Growing calls for US to intervene in Gaza crisis
Amid worsening violence between Palestinian fighters and the Israeli military in Gaza, calls are mounting for the Bush administration to take a stronger role in ending the escalating conflict.
Aside from calling for the unconditional release of an Israeli soldier held by Palestinian militants believed to be tied to the ruling Hamas party, and urging Israel to ensure the flow of humanitarian supplies to the civilian population, Washington has been largely silent about a developing crisis with potentially serious regional implications.
"Other than statements calling for the release of [Cpl. Gilad] Shalit and for a tempering of the violence, the United States is AWOL," complained M.J. Rosenberg, an analyst at the Israel Policy Forum. "And its absence is being felt."
Washington's silence has contributed to the impression that, despite its support for Hamas' participation in last January's Palestinian elections, the administration now backs what a growing number of analysts believe is an deliberate effort by the government of Israeli Prime Minister Ehud Olmert to oust the party from power.
"The Bush administration appears to have dropped any objections to Israeli efforts to topple the Palestinian Authority's [PA] democratically elected Hamas government," wrote Ori Nir, diplomatic correspondent of the major US Jewish weekly, the Forward, in the July 7 edition.

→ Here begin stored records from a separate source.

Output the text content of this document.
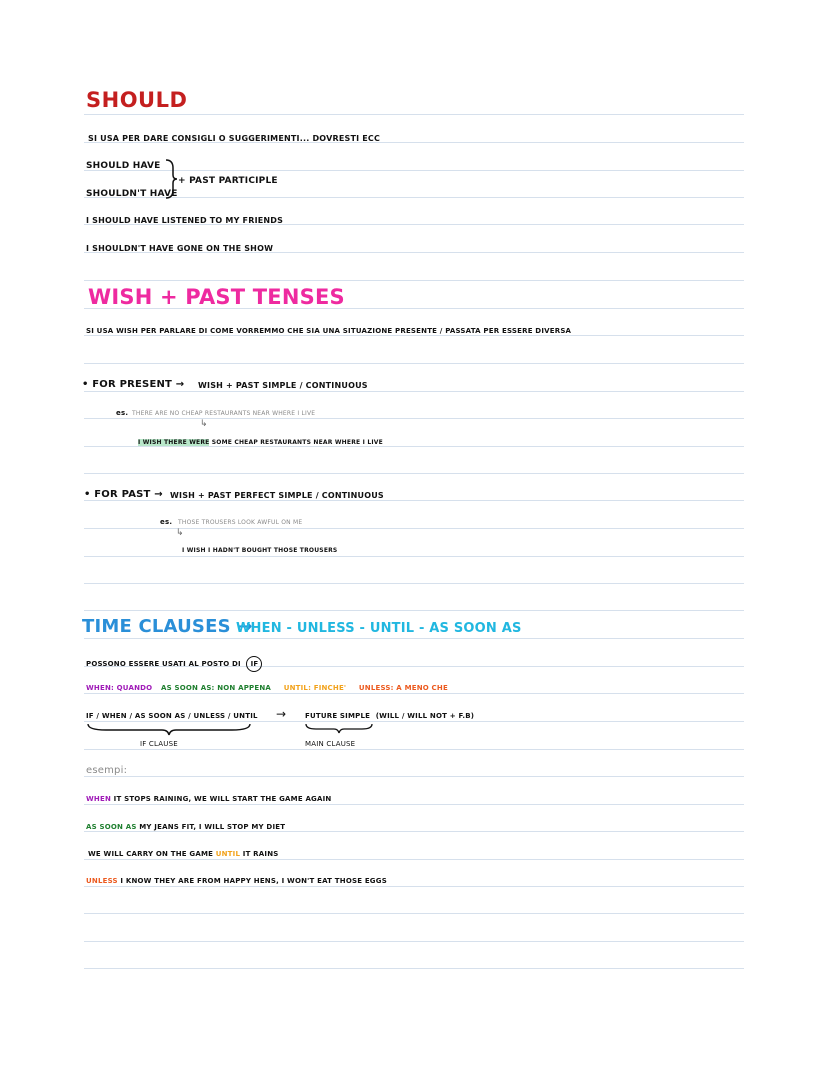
SHOULD
SI USA PER DARE CONSIGLI O SUGGERIMENTI... DOVRESTI ECC
SHOULD HAVE
SHOULDN'T HAVE
+ PAST PARTICIPLE
I SHOULD HAVE LISTENED TO MY FRIENDS
I SHOULDN'T HAVE GONE ON THE SHOW
WISH + PAST TENSES
SI USA WISH PER PARLARE DI COME VORREMMO CHE SIA UNA SITUAZIONE PRESENTE / PASSATA PER ESSERE DIVERSA
• FOR PRESENT → WISH + PAST SIMPLE / CONTINUOUS
es. THERE ARE NO CHEAP RESTAURANTS NEAR WHERE I LIVE
↳
I WISH THERE WERE SOME CHEAP RESTAURANTS NEAR WHERE I LIVE
• FOR PAST → WISH + PAST PERFECT SIMPLE / CONTINUOUS
es. THOSE TROUSERS LOOK AWFUL ON ME
↳
I WISH I HADN'T BOUGHT THOSE TROUSERS
TIME CLAUSES →
WHEN - UNLESS - UNTIL - AS SOON AS
POSSONO ESSERE USATI AL POSTO DI IF
WHEN: QUANDO AS SOON AS: NON APPENA UNTIL: FINCHE' UNLESS: A MENO CHE
IF / WHEN / AS SOON AS / UNLESS / UNTIL →	FUTURE SIMPLE (WILL / WILL NOT + F.B)
IF CLAUSE	MAIN CLAUSE
esempi:
WHEN IT STOPS RAINING, WE WILL START THE GAME AGAIN
AS SOON AS MY JEANS FIT, I WILL STOP MY DIET
WE WILL CARRY ON THE GAME UNTIL IT RAINS
UNLESS I KNOW THEY ARE FROM HAPPY HENS, I WON'T EAT THOSE EGGS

Among other indications, he noted, was the administration's failure to intervene when Israel last week carried out the arrests of dozens of Hamas officials and lawmakers, or to protest its bombing of the Gaza offices of Palestinian Prime Minister Ismail Haniya and the PA's Interior Ministry.
"It's like the dog that didn't bark," David Makovsky, a senior analyst at the Washington Institute for Near East Policy, a conservative, pro-Israel think tank, told the Jewish Telegraphic Agency. He said Washington had also pressed its European partners in the so-called "Quartet" to mute their criticism of Israeli actions.
The current crisis dates to early June when eight Palestinians, including an entire family, were killed on a Gaza beach by an Israeli artillery shell that had apparently gone astray. Palestinian militants, reportedly joined by Hamas units that had previously observed a 16-month truce, responded by intensifying their firing of short-range Qassam rockets across the border into Israel.
As both sides escalated their exchanges, a group of Palestinians attacked a border outpost just inside Israel two weeks ago, killing two soldiers and abducting Shalit back into Gaza, where he is still believed to be held.
While Palestinian President Mahmoud Abbas called for his release, Hamas leaders backed the militants' demands that Israel release Palestinian women and children in its custody in exchange.
Ruling out any such deal, Olmert sealed off Gaza, demanding Shalit's unconditional release. In the days that followed, Israeli forces crossed into the territory from which they had withdrawn only last August, rounded up dozens of Hamas officials, destroyed Gaza's US-financed power plant and several bridges, and even buzzed the residence of Syrian President Bashar al-Assad who, according to Israel, is the chief sponsor of the Damascus-based leader of Hamas' military wing.
Deprivations caused by both the closures and the destruction of the power plant have spurred strong protests by Arab governments and humanitarian groups that have described Israel's assault as an act of "collective punishment" against Gaza's civilian population in violation of international humanitarian law.
Most analysts believe that Olmert's intentions go far beyond securing Shilat's freedom and include, among other goals, the destruction of the Hamas government.
"The arrest of the Hamas politicians–Abbas and everyone understands that as a step against the government," Menachem Klein, a political scientist at Israel's Bar-Ilan University, told the New York Times last week. "It's part of a grand strategy, to undermine the Hamas government, that the Israeli cabinet decided upon in its first meeting after Hamas took power."
That goal, according to Gareth Evans and Robert Malley, president and Middle East program director, respectively, of the International Crisis Group, is shared by the West, including the US, which has deliberately starved the PA of aid and access to credit in hopes that "popular discontent with its non-performance [would] ensure that Hamas experience in power comes to a rapid end."
The problem, according to the two men, however, is the current offensive is having the opposite effect. "[I]n the current confrontation, Hamas's support is growing, its ranks are becoming more unified, and its detractors are being reduced to silence," they wrote in the Financial Times this week. Indeed, as the siege and the violence intensified, Abbas' Fatah, whose Gaza City offices were also attacked by Israeli aircraft this week, has moved closer toward Hamas.
Meanwhile, US-backed Arab leaders, including Egyptian President Hosni Mubarak who, at Israel's behest, has tried to quietly mediate between the two sides, are reportedly warning of growing popular outrage–and support for Hamas–in their own countries as a result of Israel's campaign, adding to pressure on Washington to take a more active role.
"Decisive US involvement, which the Bush administration seems to avoid when it can, will be inevitable to prevent the highly combustible Israel-Hamas warfare inflaming the entire region," according to John Cooley, a veteran Middle East analyst, writing in the Christian Science Monitor.